The final hook is the most drastically different and should be (the third verse deserves such). It is as follows after the familiar portion: “…The way I’m racing around the track, call me Nascar, Nascar /of the trailer park, the White Trash God / Kneel before General Zod this planet’s Krypton, no , Asgard.” Only Marshall Mathers could make comic books sound cool and gangsta in rap. Yep.
Verse 1 is definitely filled with Eminem-isms. Segueing from the hook, Eminem is truly himself as he raps “But for me to rap like a computer must be in my genes / I got a laptop in my back pocket / my pen’ll go off when I half-cock it / got a fat knot from that rap profit.” Just those few lines alone are filled with multiple meanings. Essentially, the MC plays up the speed and agility of his midwest rhymes, the unthinkable wealth he has earned over his illustrious career, makes the obligatory inappropriate sexual reference while also arguably making a violent gun reference as well. Remember that Drake line I mentioned earlier? Eminem starts on fire.
He doesn’t stop there. He’s “made a living and a killing off it / ever since Bill Clinton was still in office / withfeeling on his nut-sack / I’m an MC still as honest / but as rude and as indecent as all hell…” True to form, Eminem takes the line too far, but it is just further confirmation of his musical contributions. He goes sort of oxymoronic when he spits “You don’t really wanna get into a pissing match with this rappity rap / packing a Mac in the back of the Ac, backpack rap crap, yep, yep yakety yak…” because he’s stating you should take him seriously, yet what he’s rhyming about is pretty dumb. Seriously though, he’s alluding to his incredible skills, hence why he is a ‘god’.
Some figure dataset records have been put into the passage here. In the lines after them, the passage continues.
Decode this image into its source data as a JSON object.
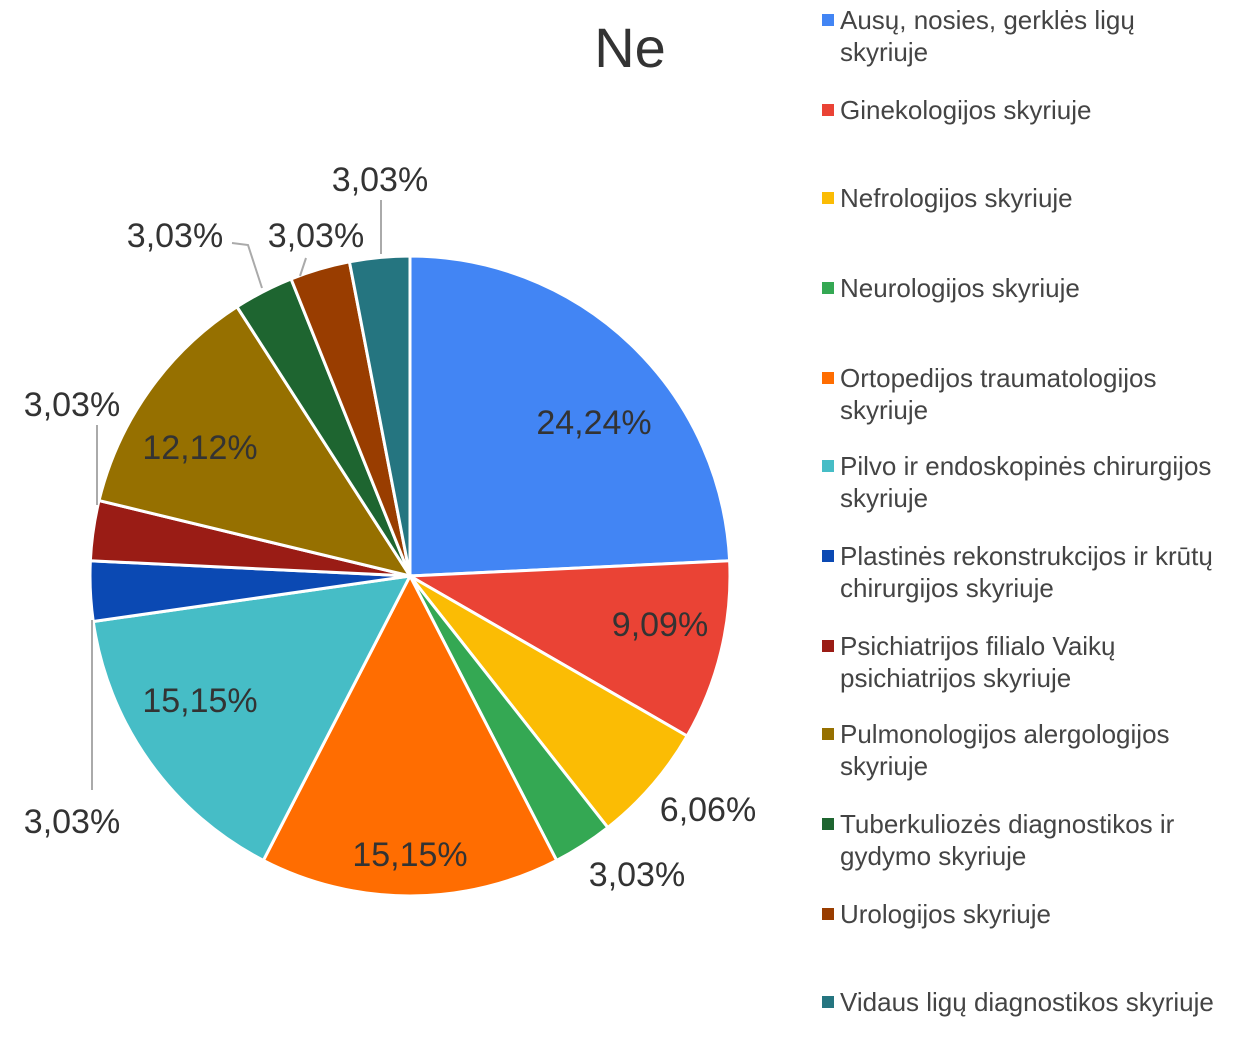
{
  "chart_data": {
    "type": "pie",
    "title": "Ne",
    "categories": [
      "Ausų, nosies, gerklės ligų skyriuje",
      "Ginekologijos skyriuje",
      "Nefrologijos skyriuje",
      "Neurologijos skyriuje",
      "Ortopedijos traumatologijos skyriuje",
      "Pilvo ir endoskopinės chirurgijos skyriuje",
      "Plastinės rekonstrukcijos ir krūtų chirurgijos skyriuje",
      "Psichiatrijos filialo Vaikų psichiatrijos skyriuje",
      "Pulmonologijos alergologijos skyriuje",
      "Tuberkuliozės diagnostikos ir gydymo skyriuje",
      "Urologijos skyriuje",
      "Vidaus ligų diagnostikos skyriuje"
    ],
    "values": [
      24.24,
      9.09,
      6.06,
      3.03,
      15.15,
      15.15,
      3.03,
      3.03,
      12.12,
      3.03,
      3.03,
      3.03
    ],
    "value_labels": [
      "24,24%",
      "9,09%",
      "6,06%",
      "3,03%",
      "15,15%",
      "15,15%",
      "3,03%",
      "3,03%",
      "12,12%",
      "3,03%",
      "3,03%",
      "3,03%"
    ],
    "colors": [
      "#4285f4",
      "#ea4335",
      "#fbbc04",
      "#34a853",
      "#ff6d01",
      "#46bdc6",
      "#0b49b3",
      "#9a1c15",
      "#967000",
      "#1e6530",
      "#993d00",
      "#257580"
    ],
    "legend": "right"
  }
}
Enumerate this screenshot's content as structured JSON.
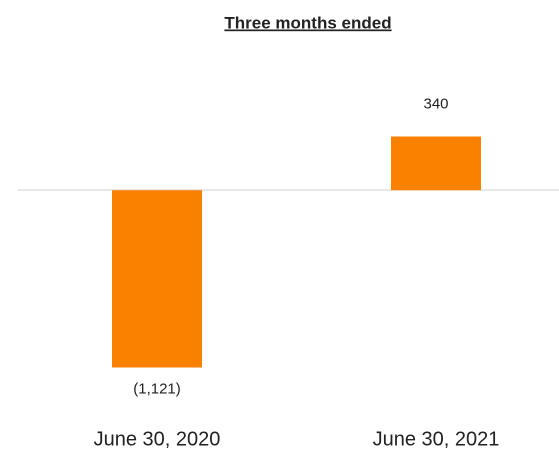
{
  "chart_data": {
    "type": "bar",
    "title": "Three months ended",
    "categories": [
      "June 30, 2020",
      "June 30, 2021"
    ],
    "values": [
      -1121,
      340
    ],
    "value_labels": [
      "(1,121)",
      "340"
    ],
    "color": "#fa8000",
    "ylim": [
      -1200,
      400
    ]
  }
}
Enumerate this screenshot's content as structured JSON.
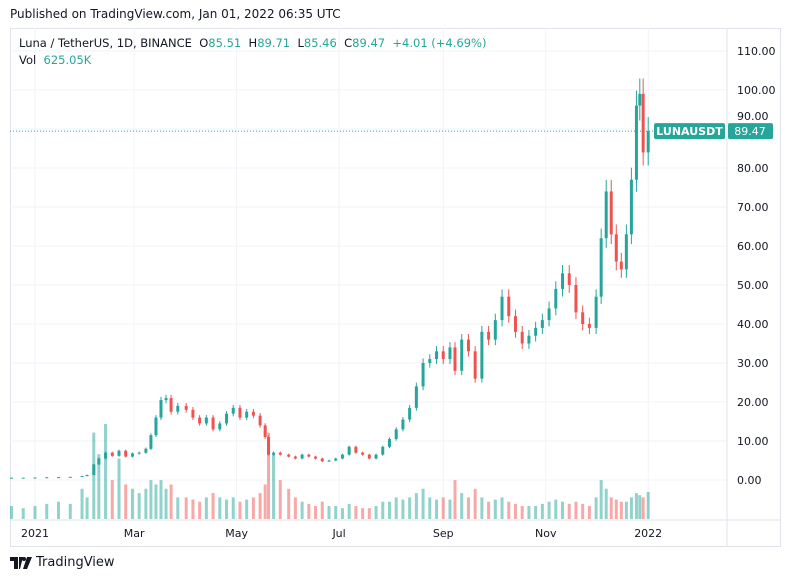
{
  "published": "Published on TradingView.com, Jan 01, 2022 06:35 UTC",
  "legend": {
    "symbol": "Luna / TetherUS, 1D, BINANCE",
    "o_label": "O",
    "o": "85.51",
    "h_label": "H",
    "h": "89.71",
    "l_label": "L",
    "l": "85.46",
    "c_label": "C",
    "c": "89.47",
    "change": "+4.01 (+4.69%)",
    "vol_label": "Vol",
    "vol": "625.05K"
  },
  "price_tag": {
    "symbol": "LUNAUSDT",
    "price": "89.47"
  },
  "logo": {
    "text": "TradingView"
  },
  "colors": {
    "up": "#26a69a",
    "down": "#ef5350",
    "grid": "#f0f3fa"
  },
  "chart_data": {
    "type": "candlestick",
    "y_ticks": [
      "110.00",
      "100.00",
      "90.00",
      "80.00",
      "70.00",
      "60.00",
      "50.00",
      "40.00",
      "30.00",
      "20.00",
      "10.00",
      "0.00"
    ],
    "x_ticks": [
      {
        "label": "2021",
        "date": "2021-01-01"
      },
      {
        "label": "Mar",
        "date": "2021-03-01"
      },
      {
        "label": "May",
        "date": "2021-05-01"
      },
      {
        "label": "Jul",
        "date": "2021-07-01"
      },
      {
        "label": "Sep",
        "date": "2021-09-01"
      },
      {
        "label": "Nov",
        "date": "2021-11-01"
      },
      {
        "label": "2022",
        "date": "2022-01-01"
      }
    ],
    "ylim": [
      0,
      110
    ],
    "last_price": 89.47,
    "series": [
      [
        "2020-12-18",
        0.6,
        300
      ],
      [
        "2020-12-25",
        0.6,
        250
      ],
      [
        "2021-01-01",
        0.65,
        300
      ],
      [
        "2021-01-08",
        0.7,
        350
      ],
      [
        "2021-01-15",
        0.75,
        400
      ],
      [
        "2021-01-22",
        0.8,
        350
      ],
      [
        "2021-01-29",
        1.0,
        700
      ],
      [
        "2021-02-01",
        1.3,
        500
      ],
      [
        "2021-02-05",
        4.0,
        2000
      ],
      [
        "2021-02-08",
        5.5,
        1500
      ],
      [
        "2021-02-12",
        7.0,
        2200
      ],
      [
        "2021-02-16",
        6.2,
        900
      ],
      [
        "2021-02-20",
        7.5,
        1400
      ],
      [
        "2021-02-24",
        6.0,
        800
      ],
      [
        "2021-02-28",
        6.8,
        700
      ],
      [
        "2021-03-04",
        7.0,
        600
      ],
      [
        "2021-03-08",
        8.0,
        700
      ],
      [
        "2021-03-11",
        11.5,
        900
      ],
      [
        "2021-03-14",
        16.0,
        800
      ],
      [
        "2021-03-17",
        20.5,
        900
      ],
      [
        "2021-03-20",
        21.0,
        700
      ],
      [
        "2021-03-23",
        17.5,
        800
      ],
      [
        "2021-03-27",
        19.0,
        500
      ],
      [
        "2021-04-01",
        18.0,
        500
      ],
      [
        "2021-04-05",
        16.0,
        450
      ],
      [
        "2021-04-09",
        14.5,
        400
      ],
      [
        "2021-04-13",
        16.0,
        500
      ],
      [
        "2021-04-17",
        13.0,
        600
      ],
      [
        "2021-04-21",
        14.5,
        500
      ],
      [
        "2021-04-25",
        17.0,
        450
      ],
      [
        "2021-04-29",
        18.5,
        500
      ],
      [
        "2021-05-03",
        16.0,
        400
      ],
      [
        "2021-05-07",
        17.5,
        450
      ],
      [
        "2021-05-11",
        16.5,
        500
      ],
      [
        "2021-05-15",
        14.0,
        600
      ],
      [
        "2021-05-18",
        11.0,
        800
      ],
      [
        "2021-05-20",
        6.5,
        2000
      ],
      [
        "2021-05-23",
        7.0,
        1500
      ],
      [
        "2021-05-27",
        6.5,
        900
      ],
      [
        "2021-06-01",
        6.0,
        700
      ],
      [
        "2021-06-05",
        5.5,
        500
      ],
      [
        "2021-06-09",
        6.5,
        400
      ],
      [
        "2021-06-13",
        6.0,
        350
      ],
      [
        "2021-06-17",
        5.5,
        300
      ],
      [
        "2021-06-21",
        4.8,
        400
      ],
      [
        "2021-06-25",
        5.0,
        300
      ],
      [
        "2021-06-29",
        5.5,
        300
      ],
      [
        "2021-07-03",
        6.5,
        250
      ],
      [
        "2021-07-07",
        8.5,
        350
      ],
      [
        "2021-07-11",
        7.0,
        300
      ],
      [
        "2021-07-15",
        6.5,
        250
      ],
      [
        "2021-07-19",
        5.5,
        250
      ],
      [
        "2021-07-23",
        6.5,
        300
      ],
      [
        "2021-07-27",
        8.5,
        400
      ],
      [
        "2021-07-31",
        10.5,
        400
      ],
      [
        "2021-08-04",
        13.0,
        500
      ],
      [
        "2021-08-08",
        15.5,
        450
      ],
      [
        "2021-08-12",
        18.5,
        500
      ],
      [
        "2021-08-16",
        24.0,
        600
      ],
      [
        "2021-08-20",
        30.0,
        700
      ],
      [
        "2021-08-24",
        31.0,
        500
      ],
      [
        "2021-08-28",
        33.0,
        450
      ],
      [
        "2021-09-01",
        31.0,
        500
      ],
      [
        "2021-09-05",
        34.0,
        450
      ],
      [
        "2021-09-08",
        28.0,
        900
      ],
      [
        "2021-09-12",
        36.0,
        600
      ],
      [
        "2021-09-16",
        33.0,
        500
      ],
      [
        "2021-09-20",
        26.0,
        700
      ],
      [
        "2021-09-24",
        38.0,
        500
      ],
      [
        "2021-09-28",
        36.0,
        400
      ],
      [
        "2021-10-02",
        41.0,
        450
      ],
      [
        "2021-10-06",
        47.0,
        500
      ],
      [
        "2021-10-10",
        42.0,
        400
      ],
      [
        "2021-10-14",
        38.0,
        350
      ],
      [
        "2021-10-18",
        35.0,
        300
      ],
      [
        "2021-10-22",
        37.0,
        300
      ],
      [
        "2021-10-26",
        39.0,
        300
      ],
      [
        "2021-10-30",
        41.0,
        350
      ],
      [
        "2021-11-03",
        44.0,
        400
      ],
      [
        "2021-11-07",
        49.0,
        450
      ],
      [
        "2021-11-11",
        53.0,
        400
      ],
      [
        "2021-11-15",
        50.0,
        350
      ],
      [
        "2021-11-19",
        43.0,
        400
      ],
      [
        "2021-11-23",
        40.0,
        350
      ],
      [
        "2021-11-27",
        39.0,
        300
      ],
      [
        "2021-12-01",
        47.0,
        500
      ],
      [
        "2021-12-04",
        62.0,
        900
      ],
      [
        "2021-12-07",
        74.0,
        700
      ],
      [
        "2021-12-10",
        63.0,
        500
      ],
      [
        "2021-12-13",
        56.0,
        450
      ],
      [
        "2021-12-16",
        54.0,
        400
      ],
      [
        "2021-12-19",
        63.0,
        400
      ],
      [
        "2021-12-22",
        77.0,
        500
      ],
      [
        "2021-12-25",
        96.0,
        600
      ],
      [
        "2021-12-27",
        99.0,
        550
      ],
      [
        "2021-12-29",
        84.0,
        500
      ],
      [
        "2022-01-01",
        89.47,
        625.05
      ]
    ],
    "series_fields": [
      "date",
      "close",
      "volume_k"
    ]
  }
}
What better way to confirm his status than to go back to his most controversial days in the game? “I attempt these lyrical acrobat stunts while I’m practicing that / I’ll still be able to break a motherf**in’ table / over the back of a couple of faggots and crack it in half?” Yep, he purposely when there with the ‘f-word’ and not the ‘f-bomb’. He follows it up with “How could I know blow…” (ha ‘blow’) “…All I do is drop f-bombs, feel my wrath of attack / Rappers are having a rough time period, here’s a Maxipad / It’s actually disastrously bad for the wack / while I’m masterfully constructing this masterpiece as…” So apparently, he is calling ‘sucky’ rappers the ‘f-word’ because they are destroying the game. Also, it seems his reference to ‘f-bombs’ is not merely his own love for obscenity, but he is also suggesting that a number of rappers think that the word makes them exceptional MCs.